BACKGROUND AND AIMS
Myelodysplastic syndromes (MDS) are clonal haematopoietic disorders of pluripotent stem cells, characterised by ineffective haematopoiesis and rich marrow dysplasia resulting in cytopenias. In addition, MDS frequently progresses to acute myeloid leukaemia and is the most common pre-leukaemic state in adults.1,2 Allogeneic haematopoietic stem cell transplantation (HSCT) is currently the only potentially curative therapy for MDS. It can be performed in patients aged <60 years from an HLA-compatible or haplo-identical donor.3-5
MATERIALS AND METHODS
Between May 2001 and March 2019 (18-year period), 34 patients with MDS underwent allogeneic HSCT in the authors’ centre (geno-identical: 31 patients; haplo-identical: 3 patients).6 The median age of the patients was 36 years (4–58) and the sex ratio was 1.42 (20 males to 14 females). Median time from diagnosis to allogeneic HSCT was 11 months (2–81). According to the World Health Organization (WHO) 2016 classification, these were the pre-transplant statuses of the patients: MDS with uni-lineage dysplasia: 4, including 2 with ring sideroblasts and 1 with isolated deletion 5q; and MDS with multilineage dysplasia: 30, including 7 with excess blasts-1 and 9 with excess blasts-2. Various treatments had been received before the transplants: cyclosporin: 7 patients; erythropoietin: 7 patients; danazol: 3 patients; lenalidomide: 2 patients; azacitidine: 1 patient; aracytine: 1 patient; and rituximab: 1 patient. Thirty-three patients were transfusion-dependent before the graft, with an average of 32 red blood cells units per patient (3–135). All patients received myeloablative conditioning (classic: 13 patients; fludarabine/busulfan-4: 21 patients). Graft-versus-host disease (GVHD) prophylaxis consisted of cyclosporin and methotrexate according to the Seattle protocol in 31 patients, of which 10 patients received anti-thymocyte globulin, while three patients received post-transplant cyclophosphamide and mycophenolate mofetil without methotrexate. All patients received granulocyte colony stimulating factor alone to mobilise peripheral blood stem cells, with a median CD34+ cell count of 7.62×106/kg (3.18–19.90). In addition to the cyclosporine graft, one patient received a bone marrow graft.

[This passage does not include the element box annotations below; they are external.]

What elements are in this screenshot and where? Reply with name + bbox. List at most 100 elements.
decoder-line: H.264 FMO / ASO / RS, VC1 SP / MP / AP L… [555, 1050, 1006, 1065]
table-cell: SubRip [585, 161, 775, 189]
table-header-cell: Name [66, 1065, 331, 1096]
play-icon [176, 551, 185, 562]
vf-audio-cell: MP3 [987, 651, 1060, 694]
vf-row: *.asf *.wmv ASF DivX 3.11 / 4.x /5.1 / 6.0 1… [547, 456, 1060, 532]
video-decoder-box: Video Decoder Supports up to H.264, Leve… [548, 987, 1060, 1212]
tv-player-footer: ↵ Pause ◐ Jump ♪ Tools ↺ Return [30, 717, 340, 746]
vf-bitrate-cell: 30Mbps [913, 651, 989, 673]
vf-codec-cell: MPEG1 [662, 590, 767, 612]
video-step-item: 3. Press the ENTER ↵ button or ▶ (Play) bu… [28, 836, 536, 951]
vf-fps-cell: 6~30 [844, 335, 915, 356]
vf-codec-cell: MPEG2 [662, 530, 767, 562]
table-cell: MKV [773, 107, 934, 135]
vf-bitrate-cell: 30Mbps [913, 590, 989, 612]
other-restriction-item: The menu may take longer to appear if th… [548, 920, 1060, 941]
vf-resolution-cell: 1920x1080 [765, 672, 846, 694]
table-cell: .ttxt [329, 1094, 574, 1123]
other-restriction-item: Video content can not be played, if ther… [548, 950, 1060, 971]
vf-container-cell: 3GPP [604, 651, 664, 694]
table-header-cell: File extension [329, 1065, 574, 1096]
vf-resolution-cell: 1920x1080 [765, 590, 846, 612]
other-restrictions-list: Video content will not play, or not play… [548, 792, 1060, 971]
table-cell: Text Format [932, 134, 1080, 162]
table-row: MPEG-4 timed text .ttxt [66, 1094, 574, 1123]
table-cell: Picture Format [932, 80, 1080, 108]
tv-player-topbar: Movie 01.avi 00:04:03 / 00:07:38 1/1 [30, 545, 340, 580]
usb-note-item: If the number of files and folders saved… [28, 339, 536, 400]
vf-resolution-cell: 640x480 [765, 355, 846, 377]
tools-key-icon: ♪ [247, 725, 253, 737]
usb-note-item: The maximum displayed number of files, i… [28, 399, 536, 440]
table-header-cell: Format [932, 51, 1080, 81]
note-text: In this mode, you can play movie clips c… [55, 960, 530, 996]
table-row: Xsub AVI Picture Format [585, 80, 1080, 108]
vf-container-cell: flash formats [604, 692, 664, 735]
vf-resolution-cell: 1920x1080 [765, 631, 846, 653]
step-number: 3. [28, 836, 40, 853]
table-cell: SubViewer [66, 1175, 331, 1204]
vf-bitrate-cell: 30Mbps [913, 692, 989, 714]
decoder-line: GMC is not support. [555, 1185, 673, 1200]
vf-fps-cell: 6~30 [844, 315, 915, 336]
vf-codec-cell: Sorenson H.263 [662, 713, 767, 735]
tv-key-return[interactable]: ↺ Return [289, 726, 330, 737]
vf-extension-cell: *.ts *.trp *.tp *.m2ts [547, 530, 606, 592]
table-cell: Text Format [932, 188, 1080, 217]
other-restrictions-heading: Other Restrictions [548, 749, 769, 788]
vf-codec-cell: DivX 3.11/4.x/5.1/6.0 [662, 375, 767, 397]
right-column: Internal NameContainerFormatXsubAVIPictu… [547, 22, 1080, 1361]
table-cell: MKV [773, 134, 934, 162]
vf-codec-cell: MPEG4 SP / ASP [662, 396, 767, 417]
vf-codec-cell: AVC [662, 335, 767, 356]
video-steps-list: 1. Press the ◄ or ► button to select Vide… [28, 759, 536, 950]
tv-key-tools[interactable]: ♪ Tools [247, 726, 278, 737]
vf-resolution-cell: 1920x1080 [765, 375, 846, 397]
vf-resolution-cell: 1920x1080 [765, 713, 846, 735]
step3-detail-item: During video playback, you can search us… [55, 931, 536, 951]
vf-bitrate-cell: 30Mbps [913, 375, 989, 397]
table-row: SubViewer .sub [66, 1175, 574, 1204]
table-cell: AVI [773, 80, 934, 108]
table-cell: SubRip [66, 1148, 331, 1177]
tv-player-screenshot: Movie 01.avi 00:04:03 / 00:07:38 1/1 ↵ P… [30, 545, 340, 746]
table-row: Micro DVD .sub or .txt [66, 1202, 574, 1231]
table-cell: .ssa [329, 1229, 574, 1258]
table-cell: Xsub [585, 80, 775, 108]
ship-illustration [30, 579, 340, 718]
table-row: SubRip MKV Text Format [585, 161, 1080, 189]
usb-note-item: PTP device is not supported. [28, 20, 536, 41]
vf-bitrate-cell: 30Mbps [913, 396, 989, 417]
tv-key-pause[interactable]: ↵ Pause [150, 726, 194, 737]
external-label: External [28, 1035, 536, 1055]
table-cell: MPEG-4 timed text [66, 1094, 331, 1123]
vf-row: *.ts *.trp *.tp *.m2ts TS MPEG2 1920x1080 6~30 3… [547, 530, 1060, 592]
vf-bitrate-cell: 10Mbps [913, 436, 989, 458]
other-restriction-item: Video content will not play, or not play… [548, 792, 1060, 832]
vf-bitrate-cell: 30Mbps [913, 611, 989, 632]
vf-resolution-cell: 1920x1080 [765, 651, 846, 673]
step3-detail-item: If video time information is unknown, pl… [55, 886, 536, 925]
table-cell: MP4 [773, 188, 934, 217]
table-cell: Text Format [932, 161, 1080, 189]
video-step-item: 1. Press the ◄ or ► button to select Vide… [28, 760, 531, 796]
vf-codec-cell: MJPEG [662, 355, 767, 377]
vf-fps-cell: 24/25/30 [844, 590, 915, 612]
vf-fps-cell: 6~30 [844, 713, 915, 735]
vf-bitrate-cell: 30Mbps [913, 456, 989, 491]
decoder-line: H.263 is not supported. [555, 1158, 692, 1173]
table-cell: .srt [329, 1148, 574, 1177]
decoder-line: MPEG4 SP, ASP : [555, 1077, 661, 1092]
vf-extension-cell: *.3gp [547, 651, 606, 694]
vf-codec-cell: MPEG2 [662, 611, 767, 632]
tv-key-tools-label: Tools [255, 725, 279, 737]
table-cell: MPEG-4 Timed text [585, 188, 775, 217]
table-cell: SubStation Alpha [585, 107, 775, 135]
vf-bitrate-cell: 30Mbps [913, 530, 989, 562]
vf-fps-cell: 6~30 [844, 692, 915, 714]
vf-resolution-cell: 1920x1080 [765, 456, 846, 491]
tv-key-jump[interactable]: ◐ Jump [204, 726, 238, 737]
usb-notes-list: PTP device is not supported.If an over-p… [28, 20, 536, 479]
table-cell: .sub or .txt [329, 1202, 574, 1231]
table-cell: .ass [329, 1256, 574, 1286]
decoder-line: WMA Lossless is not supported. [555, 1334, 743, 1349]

Neutropenia occurred in all patients and the median duration of aplasia was 14 days (7–31). Median time to achieve neutrophil count >0.5×109/L was 14 days (11–25) and platelets >20×109/L was 13 days (9–35). Thirty patients (88.2%) required a red blood cell transfusion (8.7 units/patient) and 31 patients (91.2%) needed platelet transfusions (6.6 units/patient). Three patients (8.8%) presented with veno-occlusive disease, one of which was severe. Grade II–IV acute GVHD was observed in 8/26 patients (30.7%) and chronic GVHD in 11/20 patients (55.0%) of whom five had an extensive form. Relapse was observed in 2/26 patients (7.7%) within 4–20 months post-transplant. On 31st July 2020, the median follow-up was 94.5 months (16–202); 16 patients (47%) were still alive (15 patients in complete remission and one patient relapsed, on azacitidine) and 18 patients (53%) had died, including 17 patients (50%) of tissue-resident memory (early infection: six; thrombotic microangiopathy: one; acute GVHD: four; pneumopathy: two; fulminant hepatitis: one; and metabolic disorders: two) and one patient in relapse. The overall survival was 47%, event-free survival was 44%, and GVHD-free and relapse-free survival were 32%.
Allogeneic HSCT is a curative option for patients with MDS; it has a considerable risk for transplant-related mortality and morbidity. Late effects like GVHD and relapse remain major challenges in the care of these patients. In the authors’ study, it was a curative option in 44% of patients with 16 years of follow-up. Of these patients, 32% are alive with a good quality of life.